Kali ini saya sangat tertarik
dengan pernyataan Kapolri tentang “Tilang”, pernyataan tersebut dimuat dalam halaman
utama B.Post Edisi Rabu, 20 Maret 2013. Beliau meminta kepada pihak terkait jangan terlalu mudah untuk melakukan “tilang” kepada masyarakat yang sedang
berkendara. Selanjutnya beliau meminta pihak yang bersangkutan untuk persuasif
dan ramah dalam melakukan tindakan kepada masyarakat yang melakukan
pelanggaran.
Perihal “tilang” ini kerap kali
dianggap sebagai prestasi bagi polisi satlantas, namun tidak bagi Pa Kapolri. Lain lagi di
mata masyarakat, hal tersebut dinilai sebagai “cari-cari” duit, ini bukan tanpa alasan
Pa Kepala Korlantaspun mengakui hal tersebut.
Dengan kejadian ini membuat
sebagian merasa was-was atau takut dalam melakukan perjalan, selan itu
berdampak negatif bagi kepolisian itu sendiri. Mereka seolah-olah menjadi musuh
masyarakat yang dianggap bertindak semaunya perihal “tilang”.
Contoh sederhana, masalah
manyalakan lampu kendaraan bermotor disiang hari. Berdasarkan Pasal 107 Undang-undang Nomor 22 tahun 2009 tentang Lalu Lintas
dan Angkutan Jalan, menyebutkan bahwa (1) Pengemudi kendaraan bermotor wajib
menyalakan lampu utama kendaraan bermotor yang digunakan di jalan pada malam
hari dan pada kondisi tertentu, (2) Pengemudi sepeda motor selain mematuhi
ketentuan sebagaimana dimaksud pada ayat (1) wajib menyalakan lampu utama pada
siang hari.
Permalasan
dan polimekpun terjadi perihal menyalakan lampu di siang hari. Jika kita
berkendara di siang hari, lampu sudah kita nyalakan lantas mati. Hal ini
menyebabkan kita melanggar peraturan tersebut, dan berhak untuk ditilang. Pertanyaan
kita layakkah kita langsung ditilang? Hal tersebut mungkin saja terjadi, dan
kita tidak mengetahui lampu mati, dikarenakan kondisi siang hari yang tidak dapat diketahui karena tidak adanya pantulan cahaya untuk mengetahui hal tersebut. Jika
dimalam hari kita masih bisa mengetahui dan segera mengganti ke model jarak lampu
lainnya untuk sementara, itulah contoh sederhana kita yang taat bisa saja menjadi salah.
Selain
itu, kita juga sering menerima surat tilang berwarna merah sebagai bukti
ditilang, bagi orang awam tidak masalah. Namun sebenarnya polisi harus
memberikan surat tilang yang berwarna biru dan bukan berwarna merah (bisa di
cek di sini, hee). Ada apa dengan ini?
Dengan
fenomena tersebut, saya sangat mendukung pernyataan Pa Kapolri tentang “tilang”
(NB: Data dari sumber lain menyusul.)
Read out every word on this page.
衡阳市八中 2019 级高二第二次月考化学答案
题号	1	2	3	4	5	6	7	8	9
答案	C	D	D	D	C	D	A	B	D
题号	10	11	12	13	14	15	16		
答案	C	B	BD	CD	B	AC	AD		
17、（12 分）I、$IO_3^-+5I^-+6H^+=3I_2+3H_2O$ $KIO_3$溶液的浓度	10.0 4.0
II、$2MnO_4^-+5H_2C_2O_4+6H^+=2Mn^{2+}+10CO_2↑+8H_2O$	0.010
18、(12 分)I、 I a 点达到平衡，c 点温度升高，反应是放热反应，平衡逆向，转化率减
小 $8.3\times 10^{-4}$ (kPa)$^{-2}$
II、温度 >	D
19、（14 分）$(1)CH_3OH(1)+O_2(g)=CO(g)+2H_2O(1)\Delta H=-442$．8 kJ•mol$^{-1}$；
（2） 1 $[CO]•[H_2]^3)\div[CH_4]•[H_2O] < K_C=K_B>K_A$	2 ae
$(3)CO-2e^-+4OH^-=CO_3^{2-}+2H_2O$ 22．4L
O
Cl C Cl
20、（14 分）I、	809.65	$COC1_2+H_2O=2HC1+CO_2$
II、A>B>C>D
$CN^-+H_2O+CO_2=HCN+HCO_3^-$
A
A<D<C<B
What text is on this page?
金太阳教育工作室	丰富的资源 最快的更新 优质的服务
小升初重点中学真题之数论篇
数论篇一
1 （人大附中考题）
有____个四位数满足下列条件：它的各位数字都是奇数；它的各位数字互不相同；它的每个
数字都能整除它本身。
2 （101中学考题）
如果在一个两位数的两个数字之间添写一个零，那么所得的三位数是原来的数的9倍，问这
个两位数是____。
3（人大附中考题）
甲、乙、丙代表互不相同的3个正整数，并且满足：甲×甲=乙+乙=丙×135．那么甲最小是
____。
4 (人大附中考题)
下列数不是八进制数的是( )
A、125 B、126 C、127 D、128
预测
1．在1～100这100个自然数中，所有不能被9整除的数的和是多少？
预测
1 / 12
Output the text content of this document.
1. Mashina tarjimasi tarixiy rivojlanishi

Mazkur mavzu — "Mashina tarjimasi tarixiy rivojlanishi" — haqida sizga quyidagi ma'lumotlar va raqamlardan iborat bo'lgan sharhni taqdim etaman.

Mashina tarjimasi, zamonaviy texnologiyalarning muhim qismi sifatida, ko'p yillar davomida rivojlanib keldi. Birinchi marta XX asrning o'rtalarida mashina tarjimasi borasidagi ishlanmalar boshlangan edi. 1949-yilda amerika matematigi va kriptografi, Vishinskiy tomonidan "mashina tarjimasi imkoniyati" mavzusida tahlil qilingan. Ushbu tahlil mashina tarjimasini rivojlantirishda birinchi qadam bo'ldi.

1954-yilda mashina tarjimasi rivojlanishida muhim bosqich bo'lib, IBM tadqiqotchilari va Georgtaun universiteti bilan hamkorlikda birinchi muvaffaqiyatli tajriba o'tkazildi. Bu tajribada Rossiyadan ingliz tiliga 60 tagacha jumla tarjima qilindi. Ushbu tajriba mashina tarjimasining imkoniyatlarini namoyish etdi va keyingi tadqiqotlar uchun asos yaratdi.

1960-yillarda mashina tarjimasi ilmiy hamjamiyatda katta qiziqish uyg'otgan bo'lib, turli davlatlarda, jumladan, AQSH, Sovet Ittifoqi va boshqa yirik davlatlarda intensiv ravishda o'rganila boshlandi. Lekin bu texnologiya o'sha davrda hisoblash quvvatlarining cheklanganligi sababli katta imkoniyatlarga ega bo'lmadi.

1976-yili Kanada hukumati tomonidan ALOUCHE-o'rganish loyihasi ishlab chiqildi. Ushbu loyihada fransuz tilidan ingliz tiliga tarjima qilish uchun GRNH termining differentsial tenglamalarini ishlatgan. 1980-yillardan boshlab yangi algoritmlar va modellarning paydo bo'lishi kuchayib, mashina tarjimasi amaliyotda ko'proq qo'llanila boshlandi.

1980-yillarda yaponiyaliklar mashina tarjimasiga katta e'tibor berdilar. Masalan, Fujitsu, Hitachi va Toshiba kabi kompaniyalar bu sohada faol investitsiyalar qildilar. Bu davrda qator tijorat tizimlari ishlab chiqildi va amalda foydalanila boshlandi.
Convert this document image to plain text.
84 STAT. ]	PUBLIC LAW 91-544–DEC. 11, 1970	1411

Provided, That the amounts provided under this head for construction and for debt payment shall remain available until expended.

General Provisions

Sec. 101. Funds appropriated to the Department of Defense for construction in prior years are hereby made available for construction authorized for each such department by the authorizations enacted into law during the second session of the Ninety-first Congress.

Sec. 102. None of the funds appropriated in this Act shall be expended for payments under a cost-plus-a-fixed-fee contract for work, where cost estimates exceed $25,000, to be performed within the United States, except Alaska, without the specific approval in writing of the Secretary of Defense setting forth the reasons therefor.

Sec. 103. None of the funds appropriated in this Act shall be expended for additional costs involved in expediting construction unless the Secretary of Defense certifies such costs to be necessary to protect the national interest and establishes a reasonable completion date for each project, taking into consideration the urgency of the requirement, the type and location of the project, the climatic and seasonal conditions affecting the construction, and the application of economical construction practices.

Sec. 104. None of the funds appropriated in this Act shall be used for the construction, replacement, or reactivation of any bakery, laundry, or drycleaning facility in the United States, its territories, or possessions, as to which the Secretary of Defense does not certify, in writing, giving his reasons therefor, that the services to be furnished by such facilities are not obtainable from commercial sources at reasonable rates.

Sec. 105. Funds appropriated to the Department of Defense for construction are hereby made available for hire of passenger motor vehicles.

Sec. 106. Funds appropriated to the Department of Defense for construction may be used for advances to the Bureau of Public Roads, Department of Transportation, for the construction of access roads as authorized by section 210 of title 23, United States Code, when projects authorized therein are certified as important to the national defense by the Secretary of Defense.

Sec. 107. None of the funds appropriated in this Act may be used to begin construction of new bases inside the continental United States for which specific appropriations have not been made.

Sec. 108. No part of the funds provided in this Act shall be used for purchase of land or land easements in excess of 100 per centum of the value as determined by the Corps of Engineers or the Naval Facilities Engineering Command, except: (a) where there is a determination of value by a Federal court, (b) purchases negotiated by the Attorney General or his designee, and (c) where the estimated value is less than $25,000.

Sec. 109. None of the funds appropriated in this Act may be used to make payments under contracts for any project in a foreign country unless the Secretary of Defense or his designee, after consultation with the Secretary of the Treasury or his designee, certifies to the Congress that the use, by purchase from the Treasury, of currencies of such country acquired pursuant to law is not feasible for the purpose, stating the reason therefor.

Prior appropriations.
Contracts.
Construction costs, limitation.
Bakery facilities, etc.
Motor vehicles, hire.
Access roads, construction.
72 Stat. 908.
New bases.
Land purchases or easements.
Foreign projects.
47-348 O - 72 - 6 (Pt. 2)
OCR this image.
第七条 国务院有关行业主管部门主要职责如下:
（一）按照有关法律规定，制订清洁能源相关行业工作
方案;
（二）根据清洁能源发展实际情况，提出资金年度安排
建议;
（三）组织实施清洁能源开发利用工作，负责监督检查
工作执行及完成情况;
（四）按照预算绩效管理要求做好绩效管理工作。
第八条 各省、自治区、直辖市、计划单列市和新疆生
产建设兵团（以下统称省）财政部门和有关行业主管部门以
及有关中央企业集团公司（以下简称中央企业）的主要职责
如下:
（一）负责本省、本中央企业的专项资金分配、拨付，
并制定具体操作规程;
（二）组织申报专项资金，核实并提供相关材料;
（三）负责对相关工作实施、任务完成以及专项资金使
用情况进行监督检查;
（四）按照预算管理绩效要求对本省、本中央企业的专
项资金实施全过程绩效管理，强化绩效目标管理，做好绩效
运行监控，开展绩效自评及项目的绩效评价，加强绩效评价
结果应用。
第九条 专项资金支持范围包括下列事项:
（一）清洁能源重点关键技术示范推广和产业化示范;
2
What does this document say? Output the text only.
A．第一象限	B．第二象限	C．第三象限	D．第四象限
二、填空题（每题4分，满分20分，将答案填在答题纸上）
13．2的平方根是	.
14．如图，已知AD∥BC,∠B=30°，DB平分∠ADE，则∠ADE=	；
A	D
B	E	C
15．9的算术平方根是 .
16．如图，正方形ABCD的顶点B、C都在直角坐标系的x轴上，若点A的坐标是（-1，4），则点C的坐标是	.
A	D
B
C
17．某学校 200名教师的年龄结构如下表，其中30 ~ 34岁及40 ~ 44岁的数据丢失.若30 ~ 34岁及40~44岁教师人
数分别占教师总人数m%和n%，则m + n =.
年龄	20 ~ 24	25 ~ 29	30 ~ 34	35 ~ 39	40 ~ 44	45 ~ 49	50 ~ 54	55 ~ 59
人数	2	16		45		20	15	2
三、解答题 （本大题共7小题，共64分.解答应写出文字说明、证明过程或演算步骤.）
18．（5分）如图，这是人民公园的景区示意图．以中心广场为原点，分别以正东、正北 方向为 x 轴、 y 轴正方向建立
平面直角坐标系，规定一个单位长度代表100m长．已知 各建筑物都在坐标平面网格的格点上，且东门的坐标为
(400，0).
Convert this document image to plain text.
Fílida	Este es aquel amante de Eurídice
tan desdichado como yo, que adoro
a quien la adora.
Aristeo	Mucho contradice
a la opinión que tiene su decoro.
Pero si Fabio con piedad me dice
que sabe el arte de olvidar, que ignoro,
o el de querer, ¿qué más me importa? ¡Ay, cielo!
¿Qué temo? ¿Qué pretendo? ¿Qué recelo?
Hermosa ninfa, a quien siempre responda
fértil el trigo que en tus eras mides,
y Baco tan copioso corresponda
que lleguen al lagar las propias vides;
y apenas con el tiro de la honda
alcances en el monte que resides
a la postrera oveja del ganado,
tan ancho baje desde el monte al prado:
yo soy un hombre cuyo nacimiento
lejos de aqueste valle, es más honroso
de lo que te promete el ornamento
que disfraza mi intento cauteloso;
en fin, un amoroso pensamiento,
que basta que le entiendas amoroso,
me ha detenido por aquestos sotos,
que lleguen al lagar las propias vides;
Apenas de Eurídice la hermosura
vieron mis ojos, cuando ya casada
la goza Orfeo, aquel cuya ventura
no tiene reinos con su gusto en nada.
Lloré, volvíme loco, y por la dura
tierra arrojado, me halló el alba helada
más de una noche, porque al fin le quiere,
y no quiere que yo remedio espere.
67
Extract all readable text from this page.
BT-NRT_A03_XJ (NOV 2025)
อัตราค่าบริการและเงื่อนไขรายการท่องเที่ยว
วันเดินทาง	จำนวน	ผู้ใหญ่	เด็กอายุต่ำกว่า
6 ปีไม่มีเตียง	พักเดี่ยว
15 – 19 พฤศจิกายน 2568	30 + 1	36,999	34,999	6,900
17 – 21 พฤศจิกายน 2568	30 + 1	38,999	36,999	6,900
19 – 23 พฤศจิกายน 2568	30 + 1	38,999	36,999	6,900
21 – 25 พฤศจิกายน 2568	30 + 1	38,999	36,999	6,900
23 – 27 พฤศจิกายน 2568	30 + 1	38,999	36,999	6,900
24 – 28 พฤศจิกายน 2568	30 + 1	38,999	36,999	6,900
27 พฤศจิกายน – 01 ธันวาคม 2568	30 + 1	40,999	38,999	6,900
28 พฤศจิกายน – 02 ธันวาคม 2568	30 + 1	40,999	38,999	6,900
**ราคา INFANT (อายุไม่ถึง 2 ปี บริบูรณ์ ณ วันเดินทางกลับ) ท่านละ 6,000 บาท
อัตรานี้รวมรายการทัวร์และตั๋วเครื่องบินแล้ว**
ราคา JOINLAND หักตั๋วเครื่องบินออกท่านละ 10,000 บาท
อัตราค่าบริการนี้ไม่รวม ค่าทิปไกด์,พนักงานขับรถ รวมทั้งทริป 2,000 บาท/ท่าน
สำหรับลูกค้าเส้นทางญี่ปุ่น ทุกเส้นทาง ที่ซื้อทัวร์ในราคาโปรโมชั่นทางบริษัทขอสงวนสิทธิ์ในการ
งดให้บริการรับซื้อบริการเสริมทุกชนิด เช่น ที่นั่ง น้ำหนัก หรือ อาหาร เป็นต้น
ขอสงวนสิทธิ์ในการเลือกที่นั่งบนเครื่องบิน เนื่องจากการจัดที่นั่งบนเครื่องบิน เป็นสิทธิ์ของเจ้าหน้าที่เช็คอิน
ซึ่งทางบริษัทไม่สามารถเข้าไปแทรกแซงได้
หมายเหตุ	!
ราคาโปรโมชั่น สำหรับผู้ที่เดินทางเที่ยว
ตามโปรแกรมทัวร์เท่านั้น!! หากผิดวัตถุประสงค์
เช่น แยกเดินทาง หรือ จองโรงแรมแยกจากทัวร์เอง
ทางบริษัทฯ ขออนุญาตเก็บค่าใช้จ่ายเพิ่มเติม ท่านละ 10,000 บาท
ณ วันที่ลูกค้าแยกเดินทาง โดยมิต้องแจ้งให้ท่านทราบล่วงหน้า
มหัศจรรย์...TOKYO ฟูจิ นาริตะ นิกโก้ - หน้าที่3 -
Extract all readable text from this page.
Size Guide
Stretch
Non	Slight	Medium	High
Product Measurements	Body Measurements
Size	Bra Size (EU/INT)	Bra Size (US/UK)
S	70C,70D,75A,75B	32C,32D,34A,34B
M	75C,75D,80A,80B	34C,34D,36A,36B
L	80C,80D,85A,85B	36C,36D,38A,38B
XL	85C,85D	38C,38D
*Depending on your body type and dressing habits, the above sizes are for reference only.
tersebut. Ada baiknya ditegur jika hal tersebut termasuk pelanggaran ringan,
dan tidak berdampak kepada kecelakan. Lain halnya dengan penggunaa helm, spion,
plat expired, dll. Selain itu beliau juga menyarankan untuk melakukan atau
menindak secara persuasif dan ramah kepada pelanggar, jika benar-benar salah maka dapat diberikan tilang. artinya berilah ruang kepada pelanggar untuk mengutarakan alasan atau sanggahan, dengan begitu terlihat suasana yang
bersahabat dari kepolisian, dan bukan tidak mungkin dapat meningkatkan citra
kepolisisan itu sendiri.
Menindaki
hal tersebut, bukan berarti “tilang” luntur dari ketegasan, namun lebih kepada
pemilihan pelanggaran yang sesuai, dan betul-betul memiliki nilai kesalahan berupa pelanggaran. Dengan fenomena ini, saya terpikir untuk
merubah “tilang” dari bukti pelanggaran ke “tilang” TIndak peLANGgaran.